Leadership Lessons from Confucius: achieve the greatest impact
Fan Chi asked to learn about cultivating grain. Confucius said: “You’d be better off asking an old farmer.” Fan Chi asked to learn about raising vegetables. Confucius said: “You’d be better off asking an old gardener.” After Fan Chi had left, Confucius said: “What a petty person! When a ruler loves ritual, the people don’t dare to be disrespectful. When a ruler loves rightness, the people don’t dare to be disobedient. When a ruler loves trustworthiness, the people don’t dare to be deceitful. If such a ruler existed, people would flock to them from everywhere with their children strapped to their backs. What need would there be to learn about farming?”
Your time and talent are precious. Focus them on where you’ll achieve the greatest impact. If you manage a team concentrate on making sure that you have the right people, culture, and processes in place to make sure it operates successfully. Leave the technical and operational questions for the appropriate experts.
Notes
This article features a translation of Chapter 4 of Book 13 of the Analects of Confucius. You can read my full translation of Book 13 here.
(1) Some modern critics have seized on these comments as proof that Confucius held back the technological development of China with his alleged disdain for practical subjects such as agriculture. While there is certainly a grain (sorry) of truth to this, it’s important to note that Confucius recognizes that he isn’t qualified to respond to the questions and directs his rather dim-witted follower to consult with agricultural experts. More fundamentally, Confucius is arguing that members of the ruling elite should focus on their number one responsibility of creating the right moral climate for society to operate under rather than engage in manual tasks that should be left for the common people to carry out. As he points in this passage, if they did this, “people would flock to them from everywhere with their children strapped to their back” and willingly till the land.

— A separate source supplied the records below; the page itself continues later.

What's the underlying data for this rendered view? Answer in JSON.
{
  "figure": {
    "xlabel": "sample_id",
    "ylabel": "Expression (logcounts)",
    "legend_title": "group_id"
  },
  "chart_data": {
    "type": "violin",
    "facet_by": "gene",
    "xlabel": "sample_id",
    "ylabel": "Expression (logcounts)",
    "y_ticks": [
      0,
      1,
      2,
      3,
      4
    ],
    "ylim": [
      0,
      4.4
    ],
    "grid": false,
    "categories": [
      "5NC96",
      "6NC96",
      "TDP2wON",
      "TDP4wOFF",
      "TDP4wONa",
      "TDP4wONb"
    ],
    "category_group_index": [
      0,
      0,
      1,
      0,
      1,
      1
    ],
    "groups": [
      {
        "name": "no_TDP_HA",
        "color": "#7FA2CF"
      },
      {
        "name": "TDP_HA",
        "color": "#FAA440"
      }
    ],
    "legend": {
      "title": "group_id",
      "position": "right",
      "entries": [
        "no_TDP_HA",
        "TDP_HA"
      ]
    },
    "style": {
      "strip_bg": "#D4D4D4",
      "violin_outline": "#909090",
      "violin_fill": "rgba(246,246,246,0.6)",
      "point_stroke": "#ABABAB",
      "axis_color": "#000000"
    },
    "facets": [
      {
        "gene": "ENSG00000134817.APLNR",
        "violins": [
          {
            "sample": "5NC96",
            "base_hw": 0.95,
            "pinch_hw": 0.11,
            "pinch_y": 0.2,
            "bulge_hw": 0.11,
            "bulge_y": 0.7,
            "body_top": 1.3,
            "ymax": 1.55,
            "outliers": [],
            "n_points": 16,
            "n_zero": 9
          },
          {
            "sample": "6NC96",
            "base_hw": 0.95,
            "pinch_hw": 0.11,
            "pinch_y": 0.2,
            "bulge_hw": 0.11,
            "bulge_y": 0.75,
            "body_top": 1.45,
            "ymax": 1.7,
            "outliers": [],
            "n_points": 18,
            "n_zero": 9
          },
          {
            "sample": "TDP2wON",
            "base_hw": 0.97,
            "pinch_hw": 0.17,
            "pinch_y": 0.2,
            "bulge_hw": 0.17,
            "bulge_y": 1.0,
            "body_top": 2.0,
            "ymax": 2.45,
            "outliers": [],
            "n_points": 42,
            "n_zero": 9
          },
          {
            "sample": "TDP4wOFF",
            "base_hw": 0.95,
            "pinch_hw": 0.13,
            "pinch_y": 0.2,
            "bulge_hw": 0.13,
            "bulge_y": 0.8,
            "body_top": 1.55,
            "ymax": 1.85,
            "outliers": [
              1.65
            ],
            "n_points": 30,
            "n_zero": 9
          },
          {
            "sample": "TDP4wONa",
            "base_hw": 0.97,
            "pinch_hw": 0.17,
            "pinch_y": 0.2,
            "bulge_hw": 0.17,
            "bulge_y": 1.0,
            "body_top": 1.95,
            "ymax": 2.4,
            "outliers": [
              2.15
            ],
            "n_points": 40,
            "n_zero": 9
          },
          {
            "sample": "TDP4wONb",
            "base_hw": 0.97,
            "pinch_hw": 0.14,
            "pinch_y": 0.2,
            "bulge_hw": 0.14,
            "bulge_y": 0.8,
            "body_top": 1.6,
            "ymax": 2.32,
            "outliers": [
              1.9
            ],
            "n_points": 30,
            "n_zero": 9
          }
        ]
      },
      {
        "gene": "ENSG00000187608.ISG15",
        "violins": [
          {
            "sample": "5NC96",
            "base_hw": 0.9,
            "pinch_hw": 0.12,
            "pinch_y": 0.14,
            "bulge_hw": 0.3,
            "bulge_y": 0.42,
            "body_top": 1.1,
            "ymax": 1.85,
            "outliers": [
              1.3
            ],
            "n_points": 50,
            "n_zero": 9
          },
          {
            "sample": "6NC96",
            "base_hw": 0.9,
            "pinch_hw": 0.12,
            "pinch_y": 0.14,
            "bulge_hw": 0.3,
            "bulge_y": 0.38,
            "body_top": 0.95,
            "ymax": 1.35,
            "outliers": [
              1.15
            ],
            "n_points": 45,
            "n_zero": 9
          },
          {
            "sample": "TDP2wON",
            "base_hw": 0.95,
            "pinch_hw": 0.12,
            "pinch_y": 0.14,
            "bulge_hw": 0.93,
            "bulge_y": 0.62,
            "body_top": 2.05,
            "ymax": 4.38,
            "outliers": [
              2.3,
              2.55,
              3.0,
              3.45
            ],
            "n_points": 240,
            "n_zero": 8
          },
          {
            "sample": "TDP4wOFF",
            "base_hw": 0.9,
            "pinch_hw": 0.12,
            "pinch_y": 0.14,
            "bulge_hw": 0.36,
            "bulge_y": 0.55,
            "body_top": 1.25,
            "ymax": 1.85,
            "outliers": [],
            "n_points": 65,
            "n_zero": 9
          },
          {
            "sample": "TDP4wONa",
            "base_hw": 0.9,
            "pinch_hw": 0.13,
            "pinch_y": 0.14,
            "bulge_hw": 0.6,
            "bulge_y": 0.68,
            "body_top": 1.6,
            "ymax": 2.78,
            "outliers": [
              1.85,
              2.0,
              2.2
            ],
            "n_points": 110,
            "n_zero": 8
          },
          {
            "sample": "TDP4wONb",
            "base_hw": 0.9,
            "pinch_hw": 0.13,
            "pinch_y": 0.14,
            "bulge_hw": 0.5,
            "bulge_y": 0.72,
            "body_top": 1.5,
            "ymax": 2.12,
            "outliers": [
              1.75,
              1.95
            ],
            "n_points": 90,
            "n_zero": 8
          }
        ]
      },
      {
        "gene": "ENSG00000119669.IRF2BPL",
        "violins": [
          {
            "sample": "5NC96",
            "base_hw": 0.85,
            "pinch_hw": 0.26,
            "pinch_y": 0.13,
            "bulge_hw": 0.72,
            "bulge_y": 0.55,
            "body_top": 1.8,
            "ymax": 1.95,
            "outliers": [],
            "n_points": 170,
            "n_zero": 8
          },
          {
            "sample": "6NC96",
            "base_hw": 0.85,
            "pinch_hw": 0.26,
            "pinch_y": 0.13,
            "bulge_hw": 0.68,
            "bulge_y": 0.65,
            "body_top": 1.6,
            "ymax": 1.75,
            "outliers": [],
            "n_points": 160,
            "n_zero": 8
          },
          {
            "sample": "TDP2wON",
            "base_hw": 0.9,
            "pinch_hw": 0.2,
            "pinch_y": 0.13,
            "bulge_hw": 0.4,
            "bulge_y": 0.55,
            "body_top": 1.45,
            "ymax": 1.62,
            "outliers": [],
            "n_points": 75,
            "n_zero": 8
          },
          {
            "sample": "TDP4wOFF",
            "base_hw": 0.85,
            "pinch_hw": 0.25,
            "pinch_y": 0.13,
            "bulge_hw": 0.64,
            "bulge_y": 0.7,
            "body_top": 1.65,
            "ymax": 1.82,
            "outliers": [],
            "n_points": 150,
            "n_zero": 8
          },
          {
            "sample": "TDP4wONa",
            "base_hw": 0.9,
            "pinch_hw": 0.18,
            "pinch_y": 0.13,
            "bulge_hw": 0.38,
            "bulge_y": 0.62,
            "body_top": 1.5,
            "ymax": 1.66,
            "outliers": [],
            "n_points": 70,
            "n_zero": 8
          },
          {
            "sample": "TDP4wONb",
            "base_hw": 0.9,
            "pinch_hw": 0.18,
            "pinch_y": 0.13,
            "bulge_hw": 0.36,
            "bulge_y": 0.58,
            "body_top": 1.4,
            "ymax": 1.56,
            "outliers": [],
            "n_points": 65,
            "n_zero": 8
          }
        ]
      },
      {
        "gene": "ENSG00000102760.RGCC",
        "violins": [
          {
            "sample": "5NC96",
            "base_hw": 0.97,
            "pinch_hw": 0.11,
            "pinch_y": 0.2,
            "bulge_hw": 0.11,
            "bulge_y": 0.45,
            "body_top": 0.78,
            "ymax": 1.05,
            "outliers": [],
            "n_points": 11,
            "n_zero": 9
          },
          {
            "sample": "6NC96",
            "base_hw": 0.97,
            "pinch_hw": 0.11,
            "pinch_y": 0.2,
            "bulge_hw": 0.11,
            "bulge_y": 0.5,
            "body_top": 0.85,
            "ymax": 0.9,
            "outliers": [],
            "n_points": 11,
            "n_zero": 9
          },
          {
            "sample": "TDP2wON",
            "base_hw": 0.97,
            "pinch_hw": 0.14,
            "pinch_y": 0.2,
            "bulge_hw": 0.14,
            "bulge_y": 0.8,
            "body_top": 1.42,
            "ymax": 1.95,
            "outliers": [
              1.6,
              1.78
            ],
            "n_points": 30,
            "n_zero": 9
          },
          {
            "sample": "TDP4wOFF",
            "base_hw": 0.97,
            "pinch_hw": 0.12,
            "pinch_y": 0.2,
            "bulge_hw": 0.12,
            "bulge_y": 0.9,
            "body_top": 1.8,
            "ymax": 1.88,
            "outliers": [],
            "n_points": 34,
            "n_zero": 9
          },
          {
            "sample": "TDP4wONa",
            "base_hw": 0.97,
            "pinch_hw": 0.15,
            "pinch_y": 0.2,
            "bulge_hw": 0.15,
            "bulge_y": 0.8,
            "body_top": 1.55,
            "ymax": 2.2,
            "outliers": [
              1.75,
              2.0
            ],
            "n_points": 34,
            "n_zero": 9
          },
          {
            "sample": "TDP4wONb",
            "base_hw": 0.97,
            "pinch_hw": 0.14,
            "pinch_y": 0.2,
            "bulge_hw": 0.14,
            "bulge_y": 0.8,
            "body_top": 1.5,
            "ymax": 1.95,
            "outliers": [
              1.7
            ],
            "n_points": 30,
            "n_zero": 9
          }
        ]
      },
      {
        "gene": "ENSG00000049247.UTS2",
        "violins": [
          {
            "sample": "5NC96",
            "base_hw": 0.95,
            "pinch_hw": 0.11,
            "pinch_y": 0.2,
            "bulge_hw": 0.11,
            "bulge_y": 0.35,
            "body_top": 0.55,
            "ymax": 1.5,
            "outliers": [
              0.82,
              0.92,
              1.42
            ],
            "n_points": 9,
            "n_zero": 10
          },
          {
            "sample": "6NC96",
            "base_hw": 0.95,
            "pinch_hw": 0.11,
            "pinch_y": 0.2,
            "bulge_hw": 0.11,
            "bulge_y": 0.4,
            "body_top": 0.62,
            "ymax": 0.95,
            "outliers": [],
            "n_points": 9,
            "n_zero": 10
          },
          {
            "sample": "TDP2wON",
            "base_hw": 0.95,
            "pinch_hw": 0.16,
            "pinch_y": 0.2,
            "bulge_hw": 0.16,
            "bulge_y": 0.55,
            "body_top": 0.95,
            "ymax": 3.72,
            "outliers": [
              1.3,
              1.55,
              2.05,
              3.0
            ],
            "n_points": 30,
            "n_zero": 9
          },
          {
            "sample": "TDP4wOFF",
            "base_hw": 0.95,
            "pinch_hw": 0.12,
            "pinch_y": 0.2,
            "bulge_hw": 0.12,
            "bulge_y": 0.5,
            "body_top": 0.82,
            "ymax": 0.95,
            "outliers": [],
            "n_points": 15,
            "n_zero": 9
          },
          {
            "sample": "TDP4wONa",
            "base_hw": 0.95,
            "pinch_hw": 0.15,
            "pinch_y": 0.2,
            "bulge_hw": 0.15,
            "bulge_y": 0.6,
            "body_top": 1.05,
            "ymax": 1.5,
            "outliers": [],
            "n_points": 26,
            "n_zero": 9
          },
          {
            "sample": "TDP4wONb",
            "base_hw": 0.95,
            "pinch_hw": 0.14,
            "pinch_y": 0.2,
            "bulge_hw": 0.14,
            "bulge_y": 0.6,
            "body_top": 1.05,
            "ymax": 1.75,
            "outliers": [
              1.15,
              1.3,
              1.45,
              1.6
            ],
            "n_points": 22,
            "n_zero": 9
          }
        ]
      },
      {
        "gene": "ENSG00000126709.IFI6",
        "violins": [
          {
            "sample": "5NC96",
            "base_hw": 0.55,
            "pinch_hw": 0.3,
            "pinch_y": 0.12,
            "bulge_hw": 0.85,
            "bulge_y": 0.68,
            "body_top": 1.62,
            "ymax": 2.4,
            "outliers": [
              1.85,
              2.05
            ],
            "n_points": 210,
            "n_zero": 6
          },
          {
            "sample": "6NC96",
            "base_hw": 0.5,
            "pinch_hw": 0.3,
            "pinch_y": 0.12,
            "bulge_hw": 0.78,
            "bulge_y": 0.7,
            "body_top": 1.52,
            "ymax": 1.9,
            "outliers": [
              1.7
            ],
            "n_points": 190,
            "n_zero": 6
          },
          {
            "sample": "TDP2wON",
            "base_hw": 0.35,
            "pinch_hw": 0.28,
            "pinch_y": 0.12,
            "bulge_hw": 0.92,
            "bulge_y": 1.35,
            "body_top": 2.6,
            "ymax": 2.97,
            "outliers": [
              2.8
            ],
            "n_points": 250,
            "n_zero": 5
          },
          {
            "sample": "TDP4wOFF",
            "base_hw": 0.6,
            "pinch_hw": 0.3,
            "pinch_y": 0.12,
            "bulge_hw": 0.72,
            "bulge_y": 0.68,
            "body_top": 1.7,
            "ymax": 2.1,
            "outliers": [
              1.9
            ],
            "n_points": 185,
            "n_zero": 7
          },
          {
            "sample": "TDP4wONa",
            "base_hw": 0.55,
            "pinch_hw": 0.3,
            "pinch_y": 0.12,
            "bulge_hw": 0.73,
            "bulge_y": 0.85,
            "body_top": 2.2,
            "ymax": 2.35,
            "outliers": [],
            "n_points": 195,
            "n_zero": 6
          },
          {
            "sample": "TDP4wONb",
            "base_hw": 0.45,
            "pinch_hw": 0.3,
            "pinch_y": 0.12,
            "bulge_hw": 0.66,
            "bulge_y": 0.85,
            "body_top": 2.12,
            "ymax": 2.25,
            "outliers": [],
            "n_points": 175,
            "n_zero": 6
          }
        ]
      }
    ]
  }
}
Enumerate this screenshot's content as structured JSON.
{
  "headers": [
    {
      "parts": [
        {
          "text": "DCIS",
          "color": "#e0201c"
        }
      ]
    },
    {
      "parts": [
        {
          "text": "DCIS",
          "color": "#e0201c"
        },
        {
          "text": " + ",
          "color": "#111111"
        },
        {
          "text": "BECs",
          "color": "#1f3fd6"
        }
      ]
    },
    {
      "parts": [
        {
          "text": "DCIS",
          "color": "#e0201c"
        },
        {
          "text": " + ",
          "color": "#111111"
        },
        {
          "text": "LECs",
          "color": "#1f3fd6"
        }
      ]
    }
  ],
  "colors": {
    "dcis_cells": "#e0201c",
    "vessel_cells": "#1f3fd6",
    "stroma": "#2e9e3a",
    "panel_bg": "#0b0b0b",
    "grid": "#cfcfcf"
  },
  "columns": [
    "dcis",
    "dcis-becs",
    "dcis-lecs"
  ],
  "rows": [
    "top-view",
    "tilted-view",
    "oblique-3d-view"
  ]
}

(2) It’s possible that Fan Chi may have asked these questions to find out Confucius’s opinions about the so-called primitivist or proto-Daoist “back to the land” movement that was gaining increasing popularity among disillusioned members of the elite at the time. Arguing that society had become too corrupt and chaotic to reform, leaders of this movement encouraged officials and intellectuals to drop out and lead the life of a recluse in the countryside. Confucius naturally condemned such behavior, seeing it as a betrayal of the responsibilities of the elite. You can find descriptions of encounters with figures from this movement in 18.6 and 18.7.